To roll back an update that has already been committed, boot into the spare system, which still holds the previous version, and commit it. First:

rugix-ctrl system reboot --spare

Then, once the device has rebooted into the previous version:

rugix-ctrl system commit

This is the deliberate rollback described under The Two-Stage Update Process. An update that fails before being committed reverts on its own and needs none of these steps.

Inspecting the System State

To see the current state of the system, including which system is active and which is spare, run:

rugix-ctrl system info

The command prints JSON. The full schema of its output is:

record

SystemInfoOutput

Information about the system.

  • slots required

    Information about the slots.

    object<string, SlotInfoOutput>
    string
    SlotInfoOutput
    • active optional

      Indicates whether the slot is active, i.e., in use.

      boolean
    • hashes optional

      Hashes of the slot data according to the slot database.

      object<string, string>
      string
      string
    • size optional

      Size of the slot data according to the slot database.

      integer (i64)
    • updatedAt (from updated_at) optional

      Last time the slot has been updated according to the slot database.

      string
  • boot optional

    Information about the boot flow.

    BootInfoOutput
    • bootFlow (from boot_flow) required

      Name of the boot flow.

      string
    • activeGroup (from active_group) optional

      Active boot group.

      string
    • defaultGroup (from default_group) optional

      Default boot group.

      string
    • groups required

      Information about the boot groups.

      object<string, BootGroupInfoOutput>
      string
      BootGroupInfoOutput

      No fields.

  • state required

    Information about the state management mechanism.

    StateInfoOutput
    • Disabled

      State management is disabled.

      { "status": "Disabled" }

    • Active

      State management is active.

      { "status": "Active", ...<payload fields> } — or "content" for non-object payloads

      StateInfoActiveOutput
      • dataPartition (from data_partition) optional

        Device backing the data partition, if any.

        string
    • Error

      State management is inactive due to an error.

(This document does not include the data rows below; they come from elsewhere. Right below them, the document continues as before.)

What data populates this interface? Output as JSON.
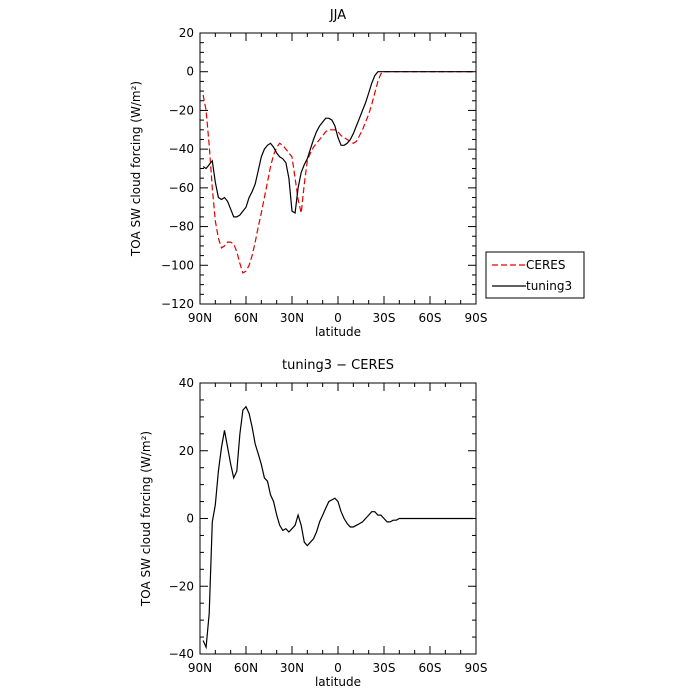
{
  "chart_data": [
    {
      "type": "line",
      "title": "JJA",
      "xlabel": "latitude",
      "ylabel": "TOA SW cloud forcing (W/m²)",
      "xlim": [
        90,
        -90
      ],
      "ylim": [
        -120,
        20
      ],
      "xticks": [
        90,
        60,
        30,
        0,
        -30,
        -60,
        -90
      ],
      "xtick_labels": [
        "90N",
        "60N",
        "30N",
        "0",
        "30S",
        "60S",
        "90S"
      ],
      "yticks": [
        20,
        0,
        -20,
        -40,
        -60,
        -80,
        -100,
        -120
      ],
      "ytick_labels": [
        "20",
        "0",
        "−20",
        "−40",
        "−60",
        "−80",
        "−100",
        "−120"
      ],
      "legend": "right",
      "series": [
        {
          "name": "CERES",
          "color": "#e00000",
          "dash": "dashed",
          "x": [
            88,
            86,
            84,
            82,
            80,
            78,
            76,
            74,
            72,
            70,
            68,
            66,
            64,
            62,
            60,
            58,
            56,
            54,
            52,
            50,
            48,
            46,
            44,
            42,
            40,
            38,
            36,
            34,
            32,
            30,
            28,
            26,
            24,
            22,
            20,
            18,
            16,
            14,
            12,
            10,
            8,
            6,
            4,
            2,
            0,
            -2,
            -4,
            -6,
            -8,
            -10,
            -12,
            -14,
            -16,
            -18,
            -20,
            -22,
            -24,
            -26,
            -28,
            -30,
            -32,
            -34,
            -36,
            -38,
            -40,
            -42,
            -44,
            -46,
            -48,
            -50,
            -52,
            -54,
            -56,
            -58,
            -60,
            -62,
            -64,
            -66,
            -68,
            -70,
            -72,
            -74,
            -76,
            -78,
            -80,
            -82,
            -84,
            -86,
            -88
          ],
          "y": [
            -12,
            -20,
            -38,
            -60,
            -77,
            -86,
            -91,
            -90,
            -88,
            -88,
            -89,
            -93,
            -99,
            -104,
            -103,
            -100,
            -95,
            -88,
            -80,
            -73,
            -65,
            -57,
            -49,
            -43,
            -39,
            -37,
            -38,
            -40,
            -42,
            -44,
            -55,
            -66,
            -73,
            -58,
            -46,
            -42,
            -39,
            -37,
            -35,
            -33,
            -31,
            -30,
            -30,
            -30,
            -31,
            -33,
            -34,
            -35,
            -36,
            -37,
            -36,
            -33,
            -30,
            -26,
            -22,
            -17,
            -11,
            -5,
            -1,
            0,
            0,
            0,
            0,
            0,
            0,
            0,
            0,
            0,
            0,
            0,
            0,
            0,
            0,
            0,
            0,
            0,
            0,
            0,
            0,
            0,
            0,
            0,
            0,
            0,
            0,
            0,
            0,
            0,
            0
          ]
        },
        {
          "name": "tuning3",
          "color": "#000000",
          "dash": "solid",
          "x": [
            88,
            86,
            84,
            82,
            80,
            78,
            76,
            74,
            72,
            70,
            68,
            66,
            64,
            62,
            60,
            58,
            56,
            54,
            52,
            50,
            48,
            46,
            44,
            42,
            40,
            38,
            36,
            34,
            32,
            30,
            28,
            26,
            24,
            22,
            20,
            18,
            16,
            14,
            12,
            10,
            8,
            6,
            4,
            2,
            0,
            -2,
            -4,
            -6,
            -8,
            -10,
            -12,
            -14,
            -16,
            -18,
            -20,
            -22,
            -24,
            -26,
            -28,
            -30,
            -32,
            -34,
            -36,
            -38,
            -40,
            -42,
            -44,
            -46,
            -48,
            -50,
            -52,
            -54,
            -56,
            -58,
            -60,
            -62,
            -64,
            -66,
            -68,
            -70,
            -72,
            -74,
            -76,
            -78,
            -80,
            -82,
            -84,
            -86,
            -88
          ],
          "y": [
            -49,
            -50,
            -48,
            -46,
            -57,
            -65,
            -66,
            -65,
            -67,
            -71,
            -75,
            -75,
            -74,
            -72,
            -70,
            -65,
            -62,
            -58,
            -51,
            -44,
            -40,
            -38,
            -37,
            -39,
            -42,
            -44,
            -45,
            -47,
            -55,
            -72,
            -73,
            -60,
            -52,
            -48,
            -45,
            -40,
            -35,
            -31,
            -28,
            -26,
            -24,
            -24,
            -25,
            -28,
            -34,
            -38,
            -38,
            -37,
            -35,
            -32,
            -28,
            -24,
            -20,
            -16,
            -11,
            -6,
            -2,
            0,
            0,
            0,
            0,
            0,
            0,
            0,
            0,
            0,
            0,
            0,
            0,
            0,
            0,
            0,
            0,
            0,
            0,
            0,
            0,
            0,
            0,
            0,
            0,
            0,
            0,
            0,
            0,
            0,
            0,
            0,
            0
          ]
        }
      ]
    },
    {
      "type": "line",
      "title": "tuning3 − CERES",
      "xlabel": "latitude",
      "ylabel": "TOA SW cloud forcing (W/m²)",
      "xlim": [
        90,
        -90
      ],
      "ylim": [
        -40,
        40
      ],
      "xticks": [
        90,
        60,
        30,
        0,
        -30,
        -60,
        -90
      ],
      "xtick_labels": [
        "90N",
        "60N",
        "30N",
        "0",
        "30S",
        "60S",
        "90S"
      ],
      "yticks": [
        40,
        20,
        0,
        -20,
        -40
      ],
      "ytick_labels": [
        "40",
        "20",
        "0",
        "−20",
        "−40"
      ],
      "series": [
        {
          "color": "#000000",
          "dash": "solid",
          "x": [
            88,
            86,
            84,
            82,
            80,
            78,
            76,
            74,
            72,
            70,
            68,
            66,
            64,
            62,
            60,
            58,
            56,
            54,
            52,
            50,
            48,
            46,
            44,
            42,
            40,
            38,
            36,
            34,
            32,
            30,
            28,
            26,
            24,
            22,
            20,
            18,
            16,
            14,
            12,
            10,
            8,
            6,
            4,
            2,
            0,
            -2,
            -4,
            -6,
            -8,
            -10,
            -12,
            -14,
            -16,
            -18,
            -20,
            -22,
            -24,
            -26,
            -28,
            -30,
            -32,
            -34,
            -36,
            -38,
            -40,
            -42,
            -44,
            -46,
            -48,
            -50,
            -52,
            -54,
            -56,
            -58,
            -60,
            -62,
            -64,
            -66,
            -68,
            -70,
            -72,
            -74,
            -76,
            -78,
            -80,
            -82,
            -84,
            -86,
            -88
          ],
          "y": [
            -36,
            -38,
            -28,
            -1,
            4,
            14,
            21,
            26,
            21,
            16,
            12,
            14,
            25,
            32,
            33,
            31,
            27,
            22,
            19,
            16,
            12,
            11,
            7,
            5,
            1,
            -2,
            -3.5,
            -3,
            -4,
            -3,
            -2,
            1,
            -2,
            -7,
            -8,
            -7,
            -6,
            -4,
            -1,
            1,
            3,
            5,
            5.5,
            6,
            5,
            2,
            0,
            -1.5,
            -2.5,
            -2.5,
            -2,
            -1.5,
            -1,
            0,
            1,
            2,
            2,
            1,
            1,
            0,
            -1,
            -1,
            -0.5,
            -0.5,
            0,
            0,
            0,
            0,
            0,
            0,
            0,
            0,
            0,
            0,
            0,
            0,
            0,
            0,
            0,
            0,
            0,
            0,
            0,
            0,
            0,
            0,
            0,
            0,
            0
          ]
        }
      ]
    }
  ]
}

      State is stored in memory and will fail to persist even if declared.

      { "status": "Error" }

The schema is defined in output.sidex.

Hooks

Hooks let you run custom scripts at defined points of an update. Two hook operations apply to system updates. For installing an update, the stages of update-install hooks are:

  • pre-update: Runs directly before installing an update.
  • progress: Runs periodically while installing an update.
  • post-update: Runs directly after installing an update, before rebooting.

When the update-install/progress hook runs, the update progress as a percentage (including fractional digits) is provided in the environment variable RUGIX_UPDATE_PROGRESS. Output of the progress hook is discarded and any error merely logs a warning; it does not abort the update. The progress hook only reports progress and is not mission critical. There is no guarantee on how often it runs, or that it runs at all. In particular, it does not run when streaming an update from an arbitrary source.

For committing an update or a rollback, the stages of system-commit hooks are:

  • pre-commit: Runs directly before a commit.
  • post-commit: Runs directly after a commit.

You can use these, for example, to prepare and trigger state migrations if you are not using Rugix Ctrl’s state management.

Footnotes

  1. This requires support by your application.

  2. On a traditional A/B update scheme, no boot group needs to be given. On a non-A/B scheme, rugix-ctrl update install requires you to specify the boot group explicitly.

  3. At least with the rugix-ctrl command line tool.